Cela dit, les progrès phénoménaux du FN (plus de six millions de voix, 28 % des suffrages exprimés, la première place dans six régions, d’importantes perspectives de victoires dans deux et peut-être trois régions) ne pourront être analysés, après le second tour, indépendamment de la politique de ceux qui ont en charge la conduite du pays. Nous avons été un certain nombre, le six mai 2012, à attirer l’attention sur le danger considérable que ferait peser le Front National si les gouvernements du nouveau président se montraient incapables d’apporter des améliorations au présent et des perspectives d’avenir crédibles répondant au sentiment d’abandon et aux peurs de ceux que j’appellerai bientôt les sécessionnistes. L’analyse sociologique de l’électorat FN est maintenant bien établie : jeune, peu diplômé, composé en majorité d’ouvriers et d’ employés quoique seuls les cadres et professions intellectuelles y soient notablement réfractaires. Le FN représente près de 46% des ouvriers manuels OP et OS et 40 % des employés. La grande différence avec l’électorat du PCF dans les années cinquante et soixante est que les intellectuels y étaient alors nettement mieux représentés.

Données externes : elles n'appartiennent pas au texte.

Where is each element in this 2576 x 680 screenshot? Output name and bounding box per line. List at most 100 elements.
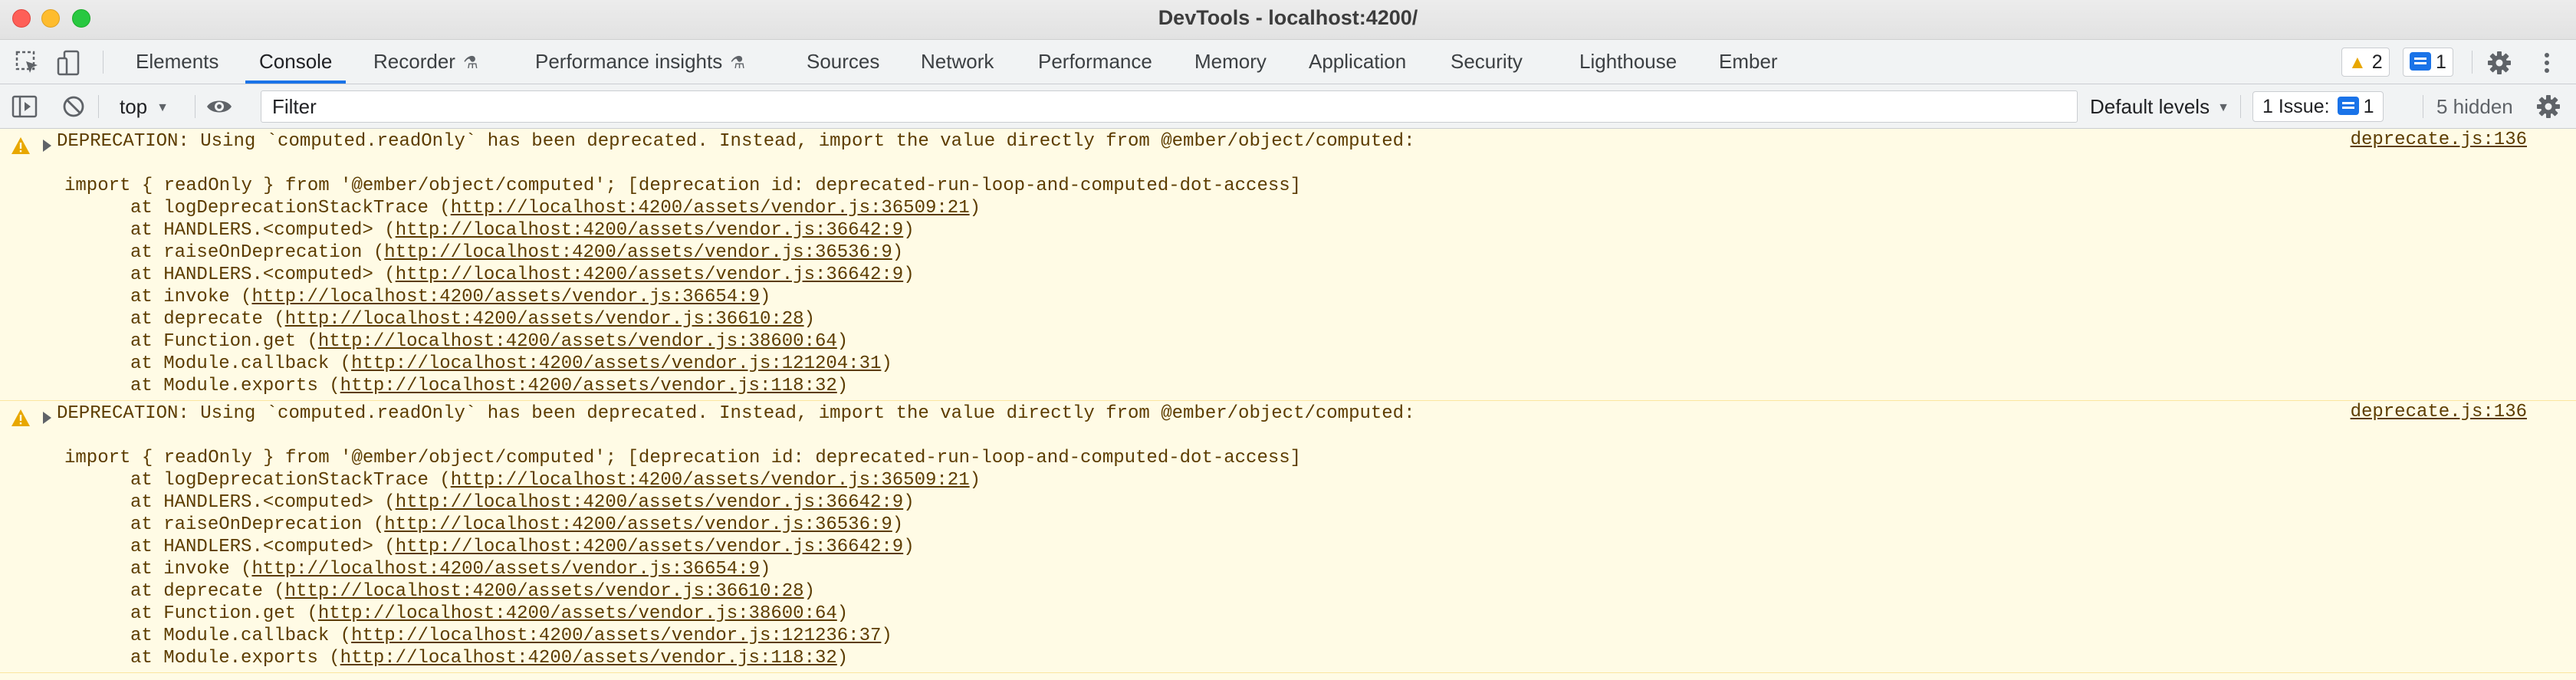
stack-at-keyword: at	[130, 559, 164, 580]
stack-frame-link[interactable]: http://localhost:4200/assets/vendor.js:3…	[384, 242, 892, 263]
window-title: DevTools - localhost:4200/	[1158, 6, 1418, 29]
issues-button[interactable]: 1 Issue: 1	[2252, 91, 2384, 122]
tab-performance[interactable]: Performance	[1038, 40, 1152, 84]
inspect-element-icon[interactable]	[14, 49, 41, 77]
stack-frame-link[interactable]: http://localhost:4200/assets/vendor.js:3…	[396, 492, 904, 513]
stack-close-paren: )	[881, 353, 892, 374]
stack-open-paren: (	[362, 242, 385, 263]
messages-count: 1	[2436, 51, 2446, 73]
stack-frame-link[interactable]: http://localhost:4200/assets/vendor.js:1…	[340, 376, 837, 396]
device-toolbar-icon[interactable]	[55, 49, 83, 77]
stack-open-paren: (	[329, 353, 352, 374]
filter-input[interactable]	[261, 90, 2078, 123]
stack-close-paren: )	[892, 514, 904, 535]
stack-open-paren: (	[317, 648, 340, 669]
tab-sources[interactable]: Sources	[807, 40, 879, 84]
stack-open-paren: (	[362, 514, 385, 535]
stack-frame-link[interactable]: http://localhost:4200/assets/vendor.js:3…	[396, 537, 904, 557]
stack-frame-link[interactable]: http://localhost:4200/assets/vendor.js:1…	[340, 648, 837, 669]
tab-application[interactable]: Application	[1309, 40, 1406, 84]
tab-security[interactable]: Security	[1451, 40, 1523, 84]
stack-at-keyword: at	[130, 220, 164, 241]
stack-open-paren: (	[428, 198, 451, 218]
stack-open-paren: (	[296, 331, 318, 352]
tab-label: Network	[921, 50, 994, 73]
stack-function-name: HANDLERS.<computed>	[163, 264, 373, 285]
toolbar-divider	[98, 95, 99, 118]
stack-function-name: Module.callback	[163, 353, 330, 374]
clear-console-icon[interactable]	[60, 93, 87, 120]
tab-lighthouse[interactable]: Lighthouse	[1579, 40, 1677, 84]
stack-frame: at raiseOnDeprecation (http://localhost:…	[0, 514, 2576, 536]
stack-function-name: logDeprecationStackTrace	[163, 470, 429, 491]
stack-frame: at HANDLERS.<computed> (http://localhost…	[0, 219, 2576, 241]
stack-frame: at logDeprecationStackTrace (http://loca…	[0, 197, 2576, 219]
stack-frame-link[interactable]: http://localhost:4200/assets/vendor.js:3…	[451, 470, 970, 491]
caret-down-icon: ▼	[156, 101, 169, 114]
stack-open-paren: (	[329, 626, 352, 646]
stack-frame-link[interactable]: http://localhost:4200/assets/vendor.js:3…	[251, 559, 760, 580]
warnings-badge[interactable]: ▲ 2	[2341, 48, 2390, 77]
stack-frame-link[interactable]: http://localhost:4200/assets/vendor.js:3…	[384, 514, 892, 535]
stack-frame-link[interactable]: http://localhost:4200/assets/vendor.js:3…	[396, 220, 904, 241]
live-expression-eye-icon[interactable]	[205, 93, 233, 120]
toolbar-divider	[103, 51, 104, 74]
tab-console[interactable]: Console	[245, 40, 347, 84]
stack-close-paren: )	[803, 581, 815, 602]
tab-recorder[interactable]: Recorder ⚗	[373, 40, 478, 84]
stack-frame: at raiseOnDeprecation (http://localhost:…	[0, 241, 2576, 264]
issue-message-icon	[2337, 97, 2359, 115]
stack-frame-link[interactable]: http://localhost:4200/assets/vendor.js:3…	[285, 309, 804, 330]
warnings-count: 2	[2371, 51, 2383, 73]
source-link[interactable]: deprecate.js:136	[2351, 401, 2527, 423]
log-levels-dropdown[interactable]: Default levels ▼	[2090, 92, 2229, 121]
messages-badge[interactable]: 1	[2403, 48, 2453, 77]
tab-performance-insights[interactable]: Performance insights ⚗	[535, 40, 745, 84]
tab-label: Recorder	[373, 50, 455, 73]
tab-label: Application	[1309, 50, 1407, 73]
stack-at-keyword: at	[130, 648, 164, 669]
stack-frame-link[interactable]: http://localhost:4200/assets/vendor.js:1…	[351, 626, 881, 646]
tab-memory[interactable]: Memory	[1194, 40, 1267, 84]
stack-close-paren: )	[903, 220, 915, 241]
stack-frame: at Function.get (http://localhost:4200/a…	[0, 330, 2576, 353]
stack-frame-link[interactable]: http://localhost:4200/assets/vendor.js:3…	[251, 287, 760, 307]
console-settings-gear-icon[interactable]	[2535, 93, 2562, 120]
stack-frame-link[interactable]: http://localhost:4200/assets/vendor.js:3…	[318, 603, 837, 624]
tab-label: Lighthouse	[1579, 50, 1677, 73]
stack-at-keyword: at	[130, 492, 164, 513]
tab-elements[interactable]: Elements	[136, 40, 219, 84]
stack-frame-link[interactable]: http://localhost:4200/assets/vendor.js:1…	[351, 353, 881, 374]
stack-frame-link[interactable]: http://localhost:4200/assets/vendor.js:3…	[318, 331, 837, 352]
expand-triangle-icon[interactable]	[43, 412, 51, 424]
context-selector-label: top	[120, 95, 148, 118]
tab-label: Sources	[807, 50, 880, 73]
stack-frame-link[interactable]: http://localhost:4200/assets/vendor.js:3…	[285, 581, 804, 602]
console-warning-message[interactable]: DEPRECATION: Using `computed.readOnly` h…	[0, 129, 2576, 401]
more-options-icon[interactable]	[2533, 49, 2561, 77]
settings-gear-icon[interactable]	[2486, 49, 2513, 77]
stack-at-keyword: at	[130, 264, 164, 285]
stack-function-name: raiseOnDeprecation	[163, 242, 363, 263]
stack-close-paren: )	[903, 492, 915, 513]
stack-open-paren: (	[262, 581, 285, 602]
expand-triangle-icon[interactable]	[43, 140, 51, 152]
message-detail: import { readOnly } from '@ember/object/…	[64, 176, 1302, 196]
stack-frame-link[interactable]: http://localhost:4200/assets/vendor.js:3…	[396, 264, 904, 285]
stack-close-paren: )	[892, 242, 904, 263]
stack-frame: at deprecate (http://localhost:4200/asse…	[0, 308, 2576, 330]
stack-frame-link[interactable]: http://localhost:4200/assets/vendor.js:3…	[451, 198, 970, 218]
issues-label: 1 Issue:	[2262, 96, 2330, 117]
context-selector[interactable]: top ▼	[120, 92, 169, 121]
show-sidebar-icon[interactable]	[11, 93, 38, 120]
stack-function-name: deprecate	[163, 309, 263, 330]
tab-label: Security	[1451, 50, 1523, 73]
tab-network[interactable]: Network	[921, 40, 994, 84]
stack-frame: at HANDLERS.<computed> (http://localhost…	[0, 536, 2576, 558]
stack-open-paren: (	[373, 264, 396, 285]
stack-close-paren: )	[969, 470, 981, 491]
source-link[interactable]: deprecate.js:136	[2351, 129, 2527, 151]
console-warning-message[interactable]: DEPRECATION: Using `computed.readOnly` h…	[0, 401, 2576, 673]
tab-ember[interactable]: Ember	[1719, 40, 1778, 84]
stack-open-paren: (	[373, 537, 396, 557]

L’incompréhension de tous ceux que désole la poussée du FN les amène, on peut le comprendre, à accabler les électeurs qui y succombent en les couvrant de tous les quolibets, noms d’oiseaux et injures variées que leur renvoient bien les leaders bleu-marine. J’ai relevé en particulier, parce qu’il est une quintessence de l’infini mépris que suscitent ces électeurs chez certains bien installés dans leur incontestable supériorité éducative, un blog de Slate.fr où ces électeurs sont dénoncés comme la lie de l’humanité, sa honte. Il y a peu de doute que ces débordements soulagent ceux qui débordent, et on comprend qu’ils le fassent. De même, personne, j’imagine – ou alors ils sont bien niais sur le plan politique – n’espérait freiner de la sorte et d’aucune manière la progression du FN, mettre fin à la progression de la sécession, nous sommes un grand nombre à les en avoir avertis.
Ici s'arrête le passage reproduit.